Montenegro didn’t know why the residents of Mauricio’s community had been targeted, but said the eastern part of the country has experienced several huge raids. Acknowledging there may well be a gang presence there, he said, “These people are threatened and terrorized by the gangs on one side and by the PNC and the army who see everyone from that community as suspicious. They target whole families who are suspected to be connected to the gangs. It’s very difficult for youths to defend themselves with these extraordinary measures in the prisons, they aren’t allowed to see family or even their defense attorneys. Their right to defend themselves is being violated.”
Despite the concerns of human rights advocates and the families of the imputados, Mano Dura policies seem broadly accepted in Salvadoran society. The homicide rate in El Salvador is one of the highest in the world, and much of the violence is blamed on street gangs.

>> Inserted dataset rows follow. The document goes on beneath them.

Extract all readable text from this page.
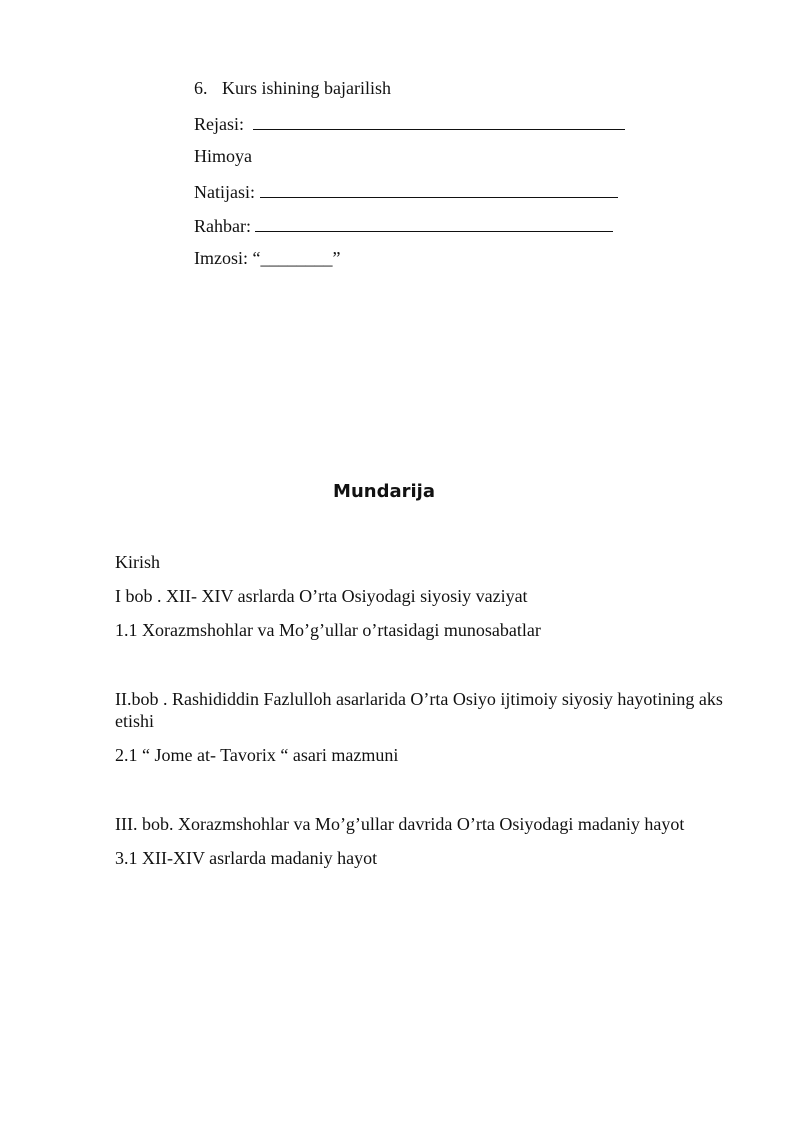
6. Kurs ishining bajarilish
Rejasi:
Himoya
Natijasi:
Rahbar:
Imzosi: “________”
Mundarija
Kirish
I bob . XII- XIV asrlarda O’rta Osiyodagi siyosiy vaziyat
1.1 Xorazmshohlar va Mo’g’ullar o’rtasidagi munosabatlar
II.bob . Rashididdin Fazlulloh asarlarida O’rta Osiyo ijtimoiy siyosiy hayotining aks etishi
2.1 “ Jome at- Tavorix “ asari mazmuni
III. bob. Xorazmshohlar va Mo’g’ullar davrida O’rta Osiyodagi madaniy hayot
3.1 XII-XIV asrlarda madaniy hayot
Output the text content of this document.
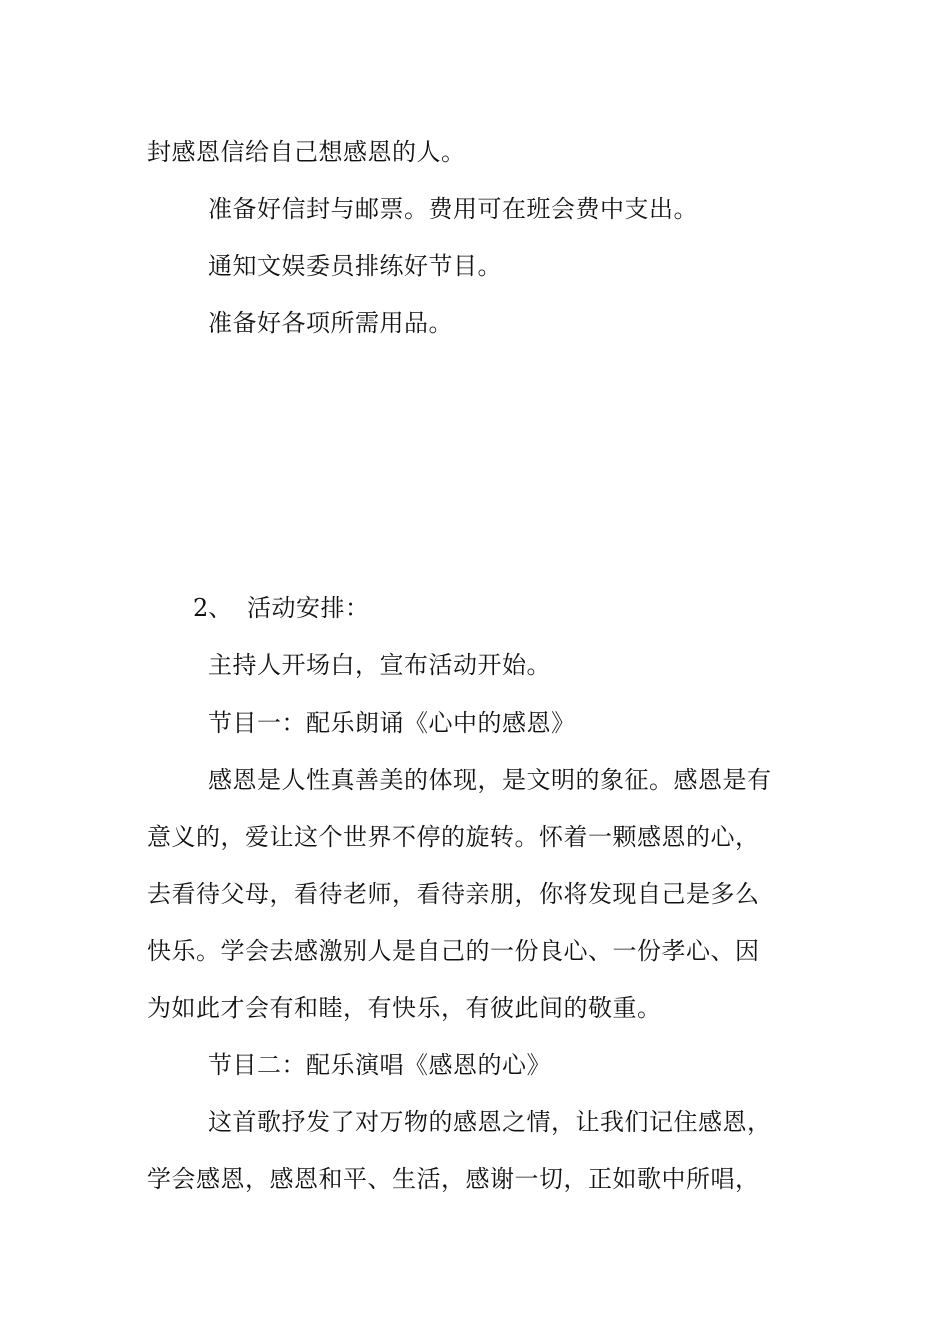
封感恩信给自己想感恩的人。
准备好信封与邮票。费用可在班会费中支出。
通知文娱委员排练好节目。
准备好各项所需用品。
2、 活动安排：
主持人开场白，宣布活动开始。
节目一：配乐朗诵《心中的感恩》
感恩是人性真善美的体现，是文明的象征。感恩是有
意义的，爱让这个世界不停的旋转。怀着一颗感恩的心，
去看待父母，看待老师，看待亲朋，你将发现自己是多么
快乐。学会去感激别人是自己的一份良心、一份孝心、因
为如此才会有和睦，有快乐，有彼此间的敬重。
节目二：配乐演唱《感恩的心》
这首歌抒发了对万物的感恩之情，让我们记住感恩，
学会感恩，感恩和平、生活，感谢一切，正如歌中所唱，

There is a common perception that defending the rights of criminals is at odds with protecting victims and maintaining public order. At brunch with a friend’s family in a gated community, I listened as her mother approvingly recounted a story she had seen on the news, in which police officers had gone door to door in a poor neighborhood looking for gang safehouses and arresting those who did not “belong.” Indeed, more than one person has told me the answer to the gang problem is simply to kill all the gang members.
On July 16, I attended a forum on “Public Security Policy for the Guarantee of Human Rights in El Salvador.” In a conference room at the luxurious Sheraton Presidente Hotel, the executive director of the Ministry of Justice and Public Security, Ricardo Santamaría, spoke about the new government’s anti-violence strategy, arguing that human rights advocates need to become “more flexible.” While acknowledging the importance of efforts to stop extrajudicial killings and wrongful arrests—“but not at any cost”—he emphasized that the problem with earlier crackdowns had been the government’s failure to maintain “physical control,” partly blaming it on the families of gang members. President Bukele’s Territorial Control Plan (#PlanControlTerritorial) is aimed at “taking back” government control of gang territories. That language seems to be in line with the “scorched earth” strategy described by Montenegro.

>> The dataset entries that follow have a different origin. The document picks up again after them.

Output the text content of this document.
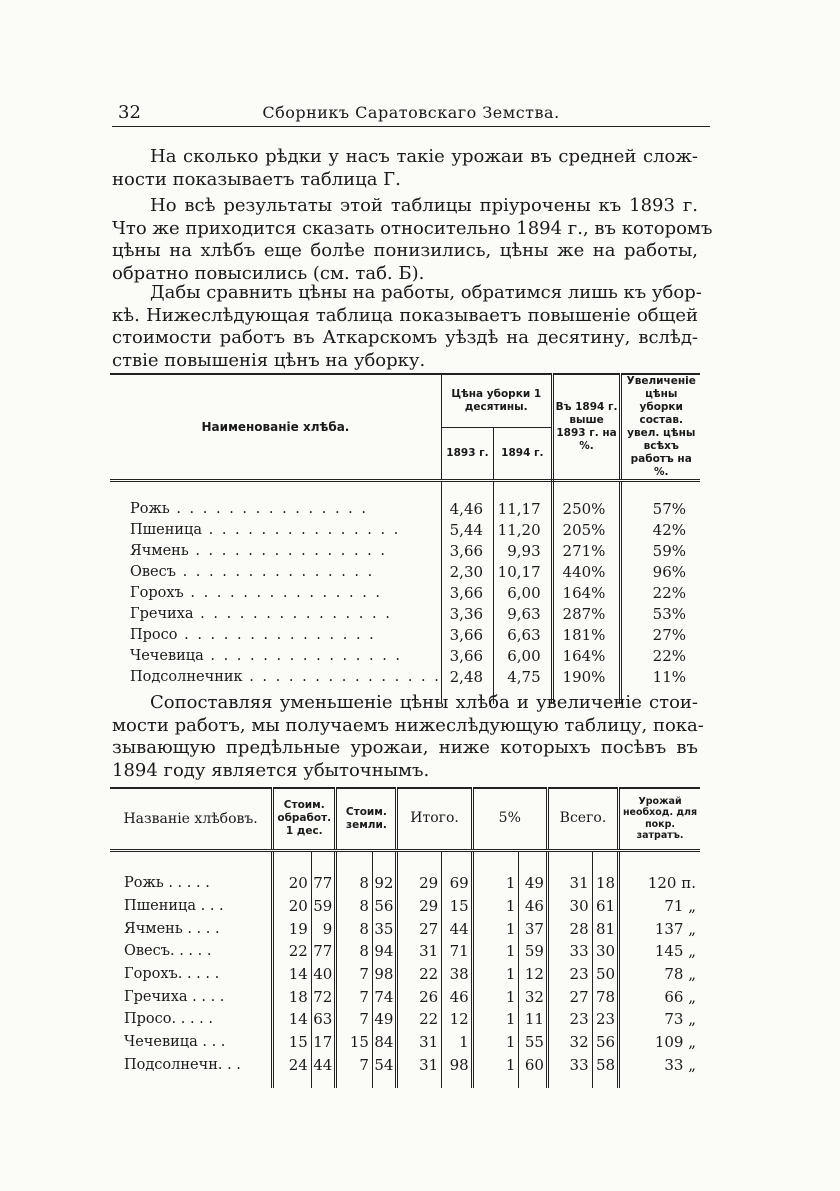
32	Сборникъ Саратовскаго Земства.
На сколько рѣдки у насъ такіе урожаи въ средней слож-
ности показываетъ таблица Г.
Но всѣ результаты этой таблицы пріурочены къ 1893 г.
Что же приходится сказать относительно 1894 г., въ которомъ
цѣны на хлѣбъ еще болѣе понизились, цѣны же на работы,
обратно повысились (см. таб. Б).
Дабы сравнить цѣны на работы, обратимся лишь къ убор-
кѣ. Нижеслѣдующая таблица показываетъ повышеніе общей
стоимости работъ въ Аткарскомъ уѣздѣ на десятину, вслѣд-
ствіе повышенія цѣнъ на уборку.
Наименованіе хлѣба.	Цѣна уборки 1 десятины.		Въ 1894 г. выше 1893 г. на %.	Увеличеніе цѣны уборки состав. увел. цѣны всѣхъ работъ на %.
	1893 г.	1894 г.		

Рожь . . . . . . . . . . . . . . .	4,46	11,17	250%	57%
Пшеница . . . . . . . . . . . . . . .	5,44	11,20	205%	42%
Ячмень . . . . . . . . . . . . . . .	3,66	9,93	271%	59%
Овесъ . . . . . . . . . . . . . . .	2,30	10,17	440%	96%
Горохъ . . . . . . . . . . . . . . .	3,66	6,00	164%	22%
Гречиха . . . . . . . . . . . . . . .	3,36	9,63	287%	53%
Просо . . . . . . . . . . . . . . .	3,66	6,63	181%	27%
Чечевица . . . . . . . . . . . . . . .	3,66	6,00	164%	22%
Подсолнечник . . . . . . . . . . . . . . .	2,48	4,75	190%	11%

Сопоставляя уменьшеніе цѣны хлѣба и увеличеніе стои-
мости работъ, мы получаемъ нижеслѣдующую таблицу, пока-
зывающую предѣльные урожаи, ниже которыхъ посѣвъ въ
1894 году является убыточнымъ.
Названіе хлѣбовъ.	Стоим. обработ. 1 дес.		Стоим. земли.		Итого.		5%		Всего.		Урожай необход. для покр. затратъ.

Рожь . . . . .	20	77	8	92	29	69	1	49	31	18	120 п.
Пшеница . . .	20	59	8	56	29	15	1	46	30	61	71 „
Ячмень . . . .	19	9	8	35	27	44	1	37	28	81	137 „
Овесъ. . . . .	22	77	8	94	31	71	1	59	33	30	145 „
Горохъ. . . . .	14	40	7	98	22	38	1	12	23	50	78 „
Гречиха . . . .	18	72	7	74	26	46	1	32	27	78	66 „
Просо. . . . .	14	63	7	49	22	12	1	11	23	23	73 „
Чечевица . . .	15	17	15	84	31	1	1	55	32	56	109 „
Подсолнечн. . .	24	44	7	54	31	98	1	60	33	58	33 „
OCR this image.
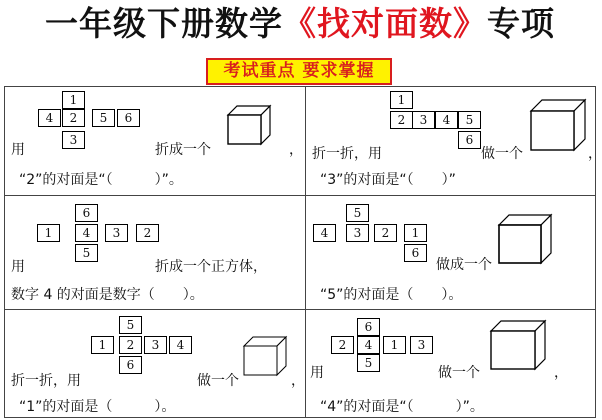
一年级下册数学《找对面数》专项
考试重点 要求掌握
1
4	2	5	6
3
用	折成一个	，
“2”的对面是“（　　　）”。
1
2	3	4	5
6
折一折，用	做一个	，
“3”的对面是“（　　）”
6
1	4	3	2
5
用	折成一个正方体，
数字 4 的对面是数字（　　）。
5
4	3	2	1
6
做成一个
“5”的对面是（　　）。
5
1	2	3	4
6
折一折，用	做一个	，
“1”的对面是（　　　）。
6
2	4	1	3
5
用	做一个	，
“4”的对面是“（　　　）”。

As an immigration attorney in the United States, I represented dozens of Salvadorans fleeing gang violence, and several who had been victimized by the police or army. In order to prevail in an asylum claim, an applicant must show that he or she fears persecution either by the government or persecutors the government is unable or unwilling to control. The specialized tribunals for organized crime are arguably an example of the Salvadoran government’s willingness to control the street gangs whose activities drive people and families from their homes, but serious doubts have been raised about whether those measures represent a good-faith effort to address the causes of gang violence. Indeed, there is reason to believe that mass arrests and lengthy detentions without adequate judicial review or access to counsel are themselves forms of government persecution. I had hoped to gain expertise about the effectiveness of the Salvadoran criminal justice system by attending a court hearing, but the experience raised yet more questions that I look forward to continuing to explore during my fellowship.